Tag · 1 icons

2K

1 transparent PNG icons tagged #2K. Use these for product UI, marketing pages, comparison tables, and developer documentation.

Working with 2k icons

Tags on IconDrop describe the literal subject of an icon, not the visual style. Searching by tag is the fastest way to find every visual that depicts the same concept across different design treatments. The #2K tag groups every brand mark in our archive that fits the 2k bucket, regardless of brand colour, level of detail, or category placement. When publishing roundups or comparison content that name several brands carrying this tag, contextual outbound links to authoritative reviews or to each brand's own product page improve editorial credibility and search-engine signals.

That makes tag pages especially useful when you are designing a screen and need three different ways to represent the same concept — for example a primary navigation icon, a thumbnail in a card, and a hero illustration. Pull the simplest mark for the nav, a colourful filled mark for the thumbnail, and a more elaborate scene for the hero. All three carry the same meaning to your user without looking like duplicates.

You can also combine tags with categories to narrow further. Open any icon detail page from the grid above to see its full tag set, then click another tag to pivot. Most designers end up navigating IconDrop tag-to-tag rather than category-to-category, because tags follow how products are actually built — by feature, not by visual family.

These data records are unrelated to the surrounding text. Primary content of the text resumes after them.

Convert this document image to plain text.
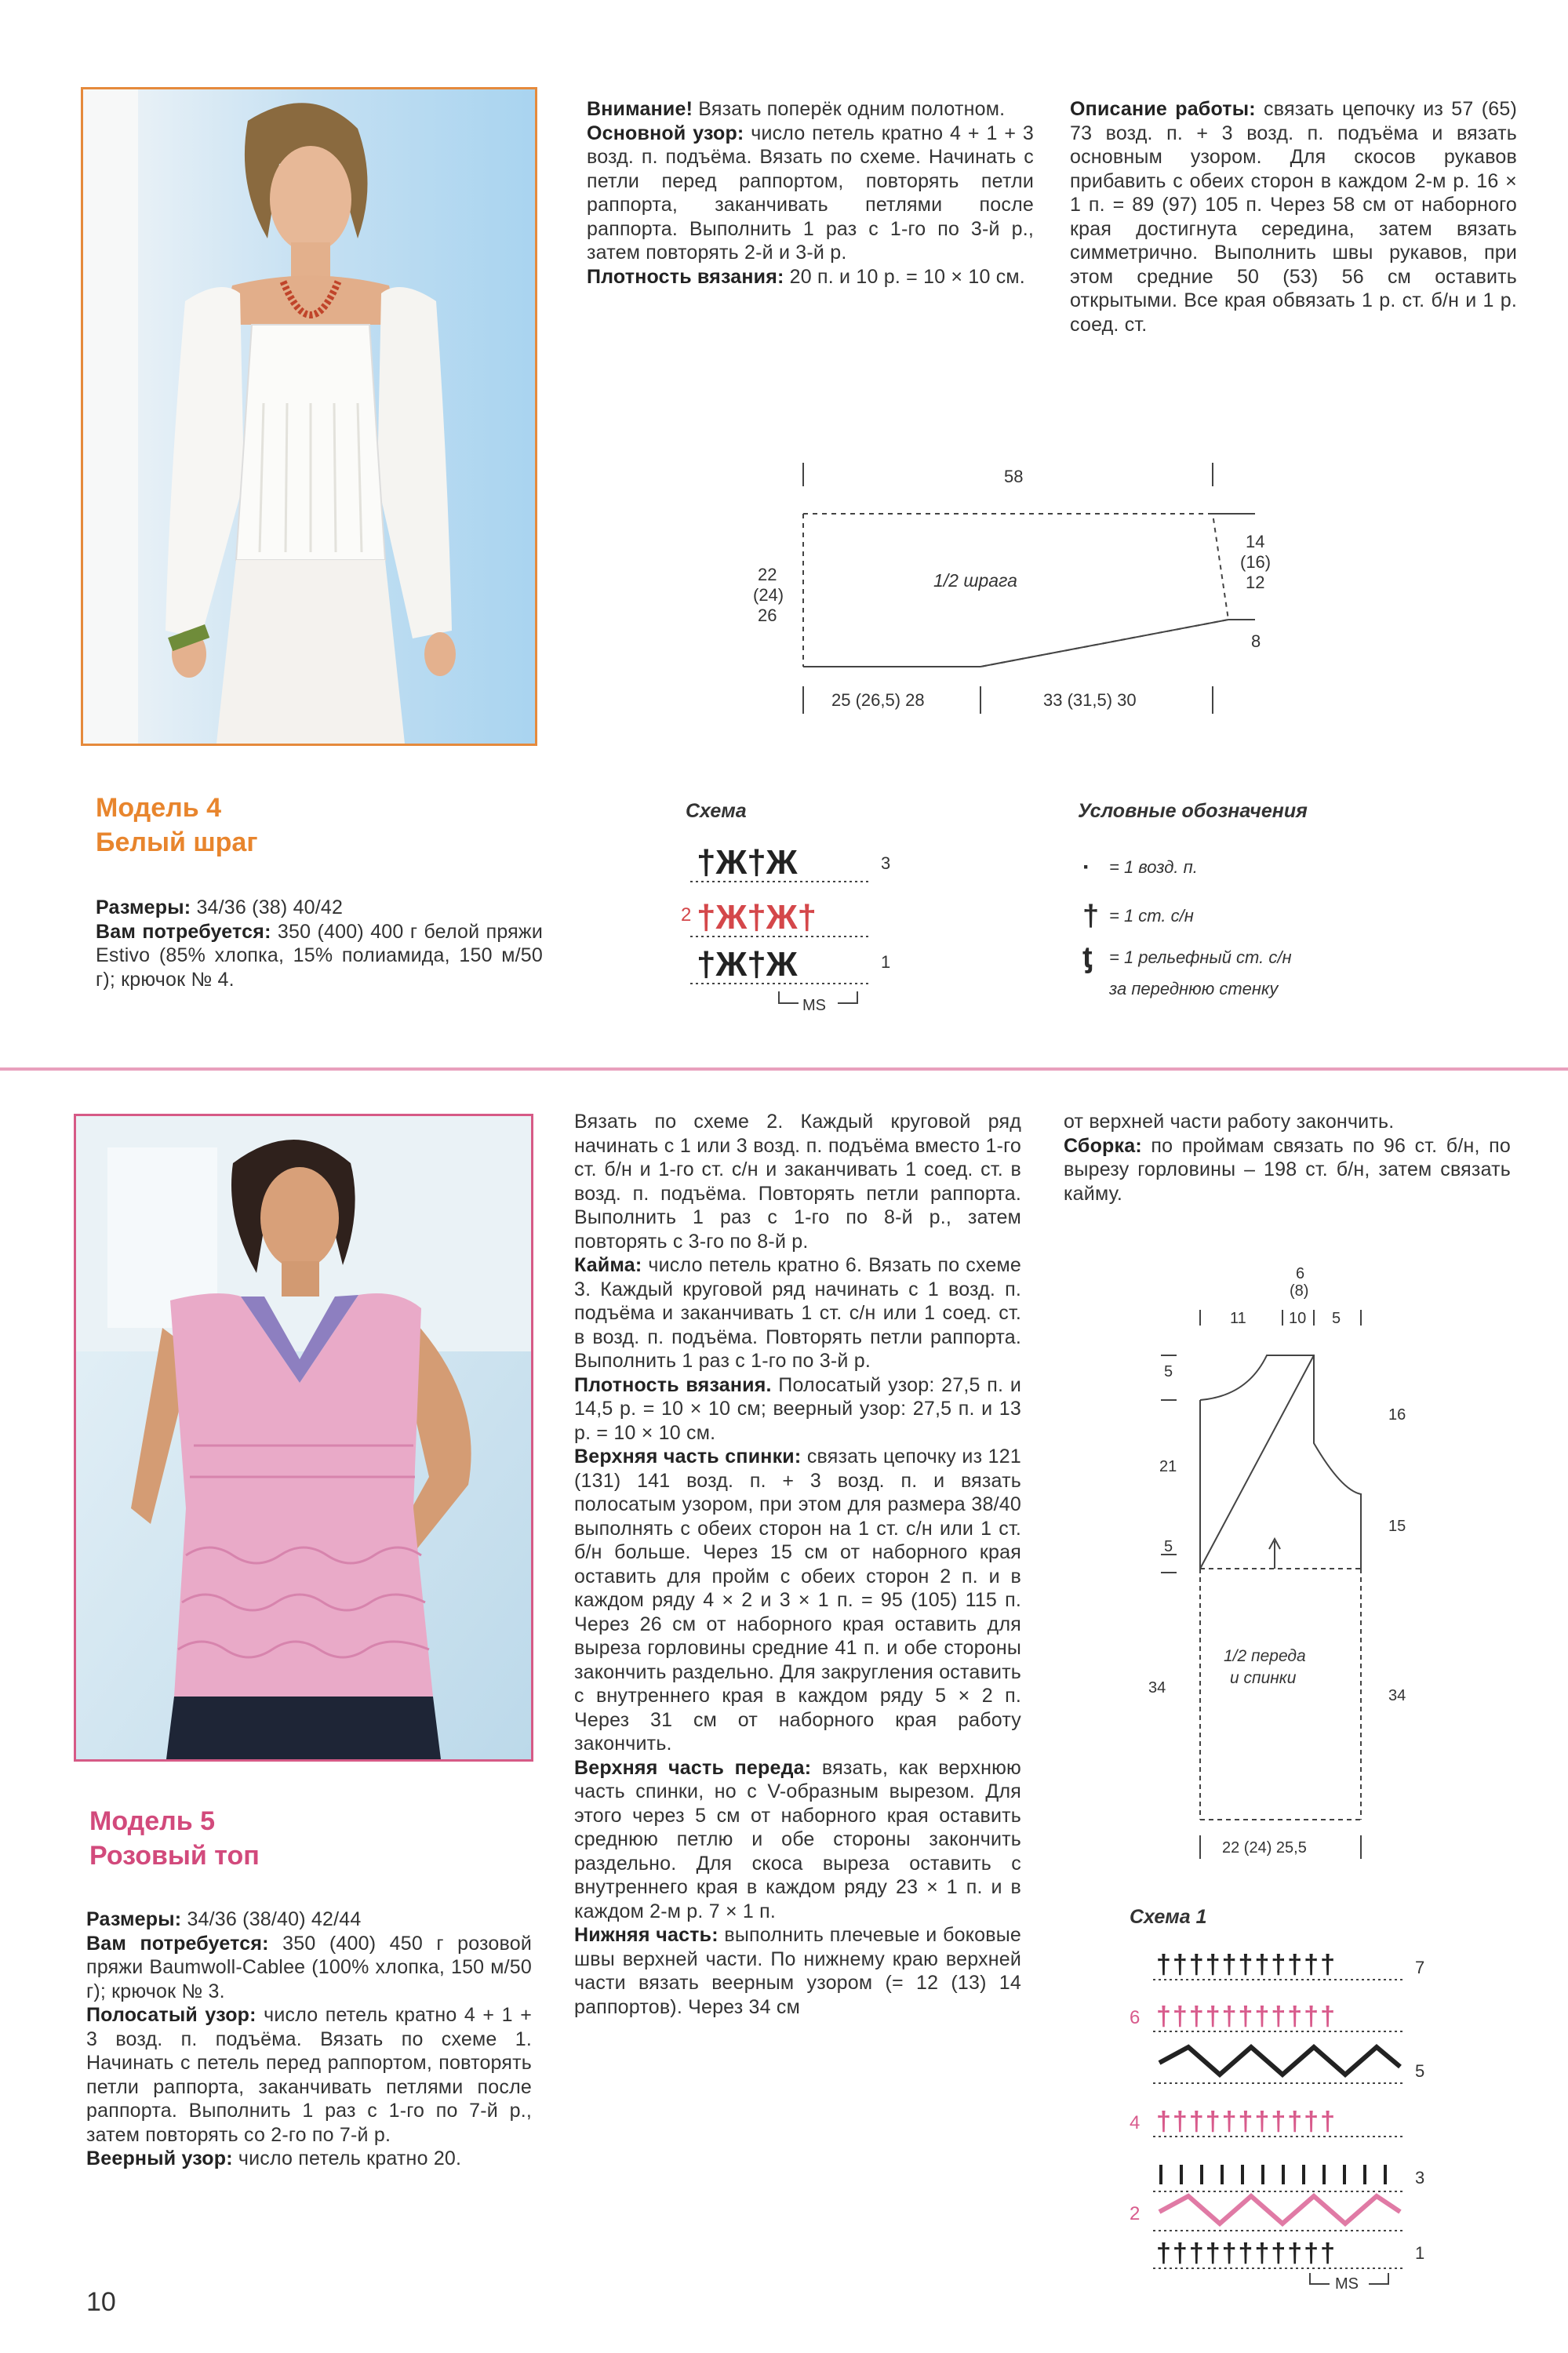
Модель 4
Белый шраг

Размеры: 34/36 (38) 40/42

Вам потребуется: 350 (400) 400 г белой пряжи Estivo (85% хлопка, 15% полиамида, 150 м/50 г); крючок № 4.

Внимание! Вязать поперёк одним полотном.

Основной узор: число петель кратно 4 + 1 + 3 возд. п. подъёма. Вязать по схеме. Начинать с петли перед раппортом, повторять петли раппорта, заканчивать петлями после раппорта. Выполнить 1 раз с 1-го по 3-й р., затем повторять 2-й и 3-й р.

Плотность вязания: 20 п. и 10 р. = 10 × 10 см.

Описание работы: связать цепочку из 57 (65) 73 возд. п. + 3 возд. п. подъёма и вязать основным узором. Для скосов рукавов прибавить с обеих сторон в каждом 2-м р. 16 × 1 п. = 89 (97) 105 п. Через 58 см от наборного края достигнута середина, затем вязать симметрично. Выполнить швы рукавов, при этом средние 50 (53) 56 см оставить открытыми. Все края обвязать 1 р. ст. б/н и 1 р. соед. ст.

58
22
(24)
26
14
(16)
12
8
1/2 шрага
25 (26,5) 28	33 (31,5) 30
Схема
†Ж†Ж
†Ж†Ж†
†Ж†Ж
3
2
1
MS
Условные обозначения
·	= 1 возд. п.
† = 1 ст. с/н
ƫ = 1 рельефный ст. с/н
за переднюю стенку
Модель 5
Розовый топ

Размеры: 34/36 (38/40) 42/44

Вам потребуется: 350 (400) 450 г розовой пряжи Baumwoll-Cablee (100% хлопка, 150 м/50 г); крючок № 3.

Полосатый узор: число петель кратно 4 + 1 + 3 возд. п. подъёма. Вязать по схеме 1. Начинать с петель перед раппортом, повторять петли раппорта, заканчивать петлями после раппорта. Выполнить 1 раз с 1-го по 7-й р., затем повторять со 2-го по 7-й р.

Веерный узор: число петель кратно 20.

Вязать по схеме 2. Каждый круговой ряд начинать с 1 или 3 возд. п. подъёма вместо 1-го ст. б/н и 1-го ст. с/н и заканчивать 1 соед. ст. в возд. п. подъёма. Повторять петли раппорта. Выполнить 1 раз с 1-го по 8-й р., затем повторять с 3-го по 8-й р.

Кайма: число петель кратно 6. Вязать по схеме 3. Каждый круговой ряд начинать с 1 возд. п. подъёма и заканчивать 1 ст. с/н или 1 соед. ст. в возд. п. подъёма. Повторять петли раппорта. Выполнить 1 раз с 1-го по 3-й р.

Плотность вязания. Полосатый узор: 27,5 п. и 14,5 р. = 10 × 10 см; веерный узор: 27,5 п. и 13 р. = 10 × 10 см.

Верхняя часть спинки: связать цепочку из 121 (131) 141 возд. п. + 3 возд. п. и вязать полосатым узором, при этом для размера 38/40 выполнять с обеих сторон на 1 ст. с/н или 1 ст. б/н больше. Через 15 см от наборного края оставить для пройм с обеих сторон 2 п. и в каждом ряду 4 × 2 и 3 × 1 п. = 95 (105) 115 п. Через 26 см от наборного края оставить для выреза горловины средние 41 п. и обе стороны закончить раздельно. Для закругления оставить с внутреннего края в каждом ряду 5 × 2 п. Через 31 см от наборного края работу закончить.

Верхняя часть переда: вязать, как верхнюю часть спинки, но с V-образным вырезом. Для этого через 5 см от наборного края оставить среднюю петлю и обе стороны закончить раздельно. Для скоса выреза оставить с внутреннего края в каждом ряду 23 × 1 п. и в каждом 2-м р. 7 × 1 п.

Нижняя часть: выполнить плечевые и боковые швы верхней части. По нижнему краю верхней части вязать веерным узором (= 12 (13) 14 раппортов). Через 34 см

от верхней части работу закончить.

Сборка: по проймам связать по 96 ст. б/н, по вырезу горловины – 198 ст. б/н, затем связать кайму.

6
(8)
11	10 5
5
21
5
34
16
15
34
1/2 переда
и спинки
22 (24) 25,5
Схема 1
†††††††††††
†††††††††††
†††††††††††
†††††††††††
7
6
5
4
3
2
1
MS
10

Tips for picking the right icon

  • Choose icons with a consistent visual weight across a screen — mixing line-mark and filled-mark brands makes a UI feel cluttered.
  • Prefer the official brand mark when the surface is referencing the brand specifically; prefer a generic glyph when the surface is referencing the concept.
  • If your product brand has a strong colour, recolour only the most important icons (primary CTAs, brand affordances) and leave the rest in their native brand hue.
  • For accessibility, never rely on an icon alone — pair it with a short text label or aria-label so screen readers can announce it.